Vol.4 – No.3
USA Today Recommends Legalsurvival.com
Friedman & Ranzenhofer, P.C.’s Legalsurvival.com web site, which has been recommended by Fortune Magazine, Starting Point, The American Bar Association, Yahoo, The New York State Bar Association, and the Bar Association of Erie County has also been recommended by USA Today: “For a wide range of free legal information — from how to find a lawyer to how to start a business — with a minimum of legalese. The Legalsurvival.com site also offers to e-mail its newsletter to you”. Legalsurvival.com had 67,711 hits during the month of January, 2000. The web site has checklists, a library of frequently asked questions and forms, a wide range of current business and personal legal topics, seminar information, a bookstore, and information about the services offered by Friedman & Ranzenhofer, P.C.
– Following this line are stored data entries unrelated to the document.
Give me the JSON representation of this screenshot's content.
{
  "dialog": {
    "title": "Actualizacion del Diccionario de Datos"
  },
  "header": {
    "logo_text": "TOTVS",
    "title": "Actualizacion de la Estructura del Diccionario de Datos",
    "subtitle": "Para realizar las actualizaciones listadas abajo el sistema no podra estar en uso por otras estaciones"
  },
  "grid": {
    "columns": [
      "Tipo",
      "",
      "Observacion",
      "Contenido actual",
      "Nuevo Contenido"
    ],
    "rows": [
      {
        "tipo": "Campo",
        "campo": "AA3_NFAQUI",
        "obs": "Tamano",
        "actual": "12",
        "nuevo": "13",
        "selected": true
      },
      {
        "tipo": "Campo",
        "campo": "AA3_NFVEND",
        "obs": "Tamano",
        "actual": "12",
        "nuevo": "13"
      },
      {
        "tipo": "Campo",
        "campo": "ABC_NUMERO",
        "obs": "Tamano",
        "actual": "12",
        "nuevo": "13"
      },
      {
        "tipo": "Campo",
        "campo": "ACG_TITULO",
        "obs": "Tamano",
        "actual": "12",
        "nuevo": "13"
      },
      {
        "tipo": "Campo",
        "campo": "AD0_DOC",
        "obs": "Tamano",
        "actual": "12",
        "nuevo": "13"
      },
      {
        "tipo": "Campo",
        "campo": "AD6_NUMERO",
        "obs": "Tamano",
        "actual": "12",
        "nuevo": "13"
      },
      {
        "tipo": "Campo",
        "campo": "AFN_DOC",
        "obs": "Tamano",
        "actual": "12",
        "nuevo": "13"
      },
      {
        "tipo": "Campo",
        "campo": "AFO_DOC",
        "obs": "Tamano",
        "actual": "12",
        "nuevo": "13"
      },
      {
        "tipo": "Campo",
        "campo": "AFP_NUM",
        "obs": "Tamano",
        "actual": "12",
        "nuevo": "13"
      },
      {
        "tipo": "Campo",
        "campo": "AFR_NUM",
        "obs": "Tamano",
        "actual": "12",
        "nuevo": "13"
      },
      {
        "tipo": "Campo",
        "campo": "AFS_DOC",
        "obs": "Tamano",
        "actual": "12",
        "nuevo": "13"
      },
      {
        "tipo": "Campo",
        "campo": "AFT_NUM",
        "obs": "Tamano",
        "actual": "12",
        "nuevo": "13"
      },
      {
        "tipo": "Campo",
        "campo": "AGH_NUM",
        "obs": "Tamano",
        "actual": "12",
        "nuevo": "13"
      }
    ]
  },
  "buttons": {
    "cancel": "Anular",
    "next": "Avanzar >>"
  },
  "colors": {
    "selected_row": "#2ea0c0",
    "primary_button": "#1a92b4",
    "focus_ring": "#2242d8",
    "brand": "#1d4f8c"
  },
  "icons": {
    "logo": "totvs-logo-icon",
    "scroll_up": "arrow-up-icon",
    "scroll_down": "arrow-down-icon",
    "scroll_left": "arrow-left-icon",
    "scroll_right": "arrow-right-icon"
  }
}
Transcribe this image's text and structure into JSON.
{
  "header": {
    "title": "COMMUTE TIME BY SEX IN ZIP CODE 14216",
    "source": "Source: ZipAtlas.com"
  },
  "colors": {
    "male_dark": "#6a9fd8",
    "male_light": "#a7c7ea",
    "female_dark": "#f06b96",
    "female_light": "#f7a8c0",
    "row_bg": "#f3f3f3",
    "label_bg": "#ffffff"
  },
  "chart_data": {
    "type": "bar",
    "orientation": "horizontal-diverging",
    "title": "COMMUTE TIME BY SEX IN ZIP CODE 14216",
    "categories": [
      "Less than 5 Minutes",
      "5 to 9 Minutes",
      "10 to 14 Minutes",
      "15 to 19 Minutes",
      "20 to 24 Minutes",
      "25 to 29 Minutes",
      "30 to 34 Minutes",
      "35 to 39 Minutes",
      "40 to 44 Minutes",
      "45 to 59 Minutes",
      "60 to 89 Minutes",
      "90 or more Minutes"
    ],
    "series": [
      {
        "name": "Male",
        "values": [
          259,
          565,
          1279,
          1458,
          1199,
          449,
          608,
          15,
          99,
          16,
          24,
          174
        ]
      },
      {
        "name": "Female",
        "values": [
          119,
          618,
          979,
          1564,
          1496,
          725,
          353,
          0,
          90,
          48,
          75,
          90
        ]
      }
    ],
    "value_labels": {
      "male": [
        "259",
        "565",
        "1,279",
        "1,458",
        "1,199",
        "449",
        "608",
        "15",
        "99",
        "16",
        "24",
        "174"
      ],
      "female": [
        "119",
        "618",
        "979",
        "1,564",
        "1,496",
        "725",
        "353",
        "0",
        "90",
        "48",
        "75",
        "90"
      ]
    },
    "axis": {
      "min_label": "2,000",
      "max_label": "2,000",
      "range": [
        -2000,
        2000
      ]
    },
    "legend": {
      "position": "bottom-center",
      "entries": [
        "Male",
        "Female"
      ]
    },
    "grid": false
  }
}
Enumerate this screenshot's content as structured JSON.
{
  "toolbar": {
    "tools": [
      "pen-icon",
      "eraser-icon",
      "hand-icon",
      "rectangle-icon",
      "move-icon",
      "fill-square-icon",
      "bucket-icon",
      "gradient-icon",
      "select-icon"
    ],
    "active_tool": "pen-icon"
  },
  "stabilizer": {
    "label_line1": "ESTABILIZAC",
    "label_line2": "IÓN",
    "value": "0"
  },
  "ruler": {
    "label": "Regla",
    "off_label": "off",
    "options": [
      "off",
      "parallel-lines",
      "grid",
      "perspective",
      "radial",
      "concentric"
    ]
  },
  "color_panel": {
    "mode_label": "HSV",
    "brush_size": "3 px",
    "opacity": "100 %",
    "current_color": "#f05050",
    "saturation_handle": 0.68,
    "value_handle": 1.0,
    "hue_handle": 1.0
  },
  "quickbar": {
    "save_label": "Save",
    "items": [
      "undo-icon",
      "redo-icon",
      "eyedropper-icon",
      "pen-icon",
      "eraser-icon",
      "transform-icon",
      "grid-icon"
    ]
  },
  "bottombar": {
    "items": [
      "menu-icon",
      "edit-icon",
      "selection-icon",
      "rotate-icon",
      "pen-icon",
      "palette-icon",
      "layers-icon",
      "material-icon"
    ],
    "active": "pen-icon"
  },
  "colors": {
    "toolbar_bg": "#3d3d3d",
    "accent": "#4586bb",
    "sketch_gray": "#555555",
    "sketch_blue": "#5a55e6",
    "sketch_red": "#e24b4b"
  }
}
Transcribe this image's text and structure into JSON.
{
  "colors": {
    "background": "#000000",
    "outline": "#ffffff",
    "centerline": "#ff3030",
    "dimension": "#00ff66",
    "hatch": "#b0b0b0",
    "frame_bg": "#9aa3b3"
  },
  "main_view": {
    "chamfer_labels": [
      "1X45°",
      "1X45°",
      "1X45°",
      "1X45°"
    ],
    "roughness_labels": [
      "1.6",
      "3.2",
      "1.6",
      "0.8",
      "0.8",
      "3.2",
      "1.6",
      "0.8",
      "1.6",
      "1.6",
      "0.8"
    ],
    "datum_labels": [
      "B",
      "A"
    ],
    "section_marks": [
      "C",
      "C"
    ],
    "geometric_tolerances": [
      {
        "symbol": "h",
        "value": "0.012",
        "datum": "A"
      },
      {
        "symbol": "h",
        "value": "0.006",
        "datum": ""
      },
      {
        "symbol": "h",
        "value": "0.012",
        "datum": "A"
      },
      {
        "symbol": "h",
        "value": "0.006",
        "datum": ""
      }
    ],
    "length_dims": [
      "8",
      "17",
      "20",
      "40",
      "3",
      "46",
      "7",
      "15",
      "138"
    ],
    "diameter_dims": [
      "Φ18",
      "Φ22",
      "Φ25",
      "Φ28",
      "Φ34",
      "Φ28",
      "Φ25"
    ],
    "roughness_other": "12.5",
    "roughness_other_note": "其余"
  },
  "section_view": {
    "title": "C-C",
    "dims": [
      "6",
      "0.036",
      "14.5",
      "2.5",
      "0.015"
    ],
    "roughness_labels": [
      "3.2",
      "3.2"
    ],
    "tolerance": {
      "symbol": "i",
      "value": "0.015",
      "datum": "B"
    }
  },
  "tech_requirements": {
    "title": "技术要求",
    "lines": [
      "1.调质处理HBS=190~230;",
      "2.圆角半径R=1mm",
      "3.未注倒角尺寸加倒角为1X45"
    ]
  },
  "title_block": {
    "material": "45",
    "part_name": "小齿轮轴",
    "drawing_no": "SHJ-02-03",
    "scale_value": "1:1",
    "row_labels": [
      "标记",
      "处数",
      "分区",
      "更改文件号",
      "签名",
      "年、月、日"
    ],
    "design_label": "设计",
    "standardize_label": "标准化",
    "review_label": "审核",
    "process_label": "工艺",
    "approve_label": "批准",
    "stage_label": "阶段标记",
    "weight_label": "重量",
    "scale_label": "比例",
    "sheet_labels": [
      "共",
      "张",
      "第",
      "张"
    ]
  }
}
“How to Survive Legally as a Landlord” will be presented by attorney/author Robert Friedman from 6:00 to 9:30 p.m. on the following two dates: (1) Tuesday, March 7, 2000 at Mill Middle School (505 Mill Street, Williamsville, telephone: (716)626-8080) and (2) Thursday, April 6, 2000 at Erie Community College, South Campus (4041 Southwestern Boulevard, Orchard Park, telephone: (716)851-1800). Mr. Friedman will discuss evictions, leases, Small Claims Court, discrimination laws, civil liability, insurance, security deposits, elderly tenants, drugs, debt collection, and lead paint regulations. There is a registration and book fee. To register, call the telephone number at the location where you wish to attend.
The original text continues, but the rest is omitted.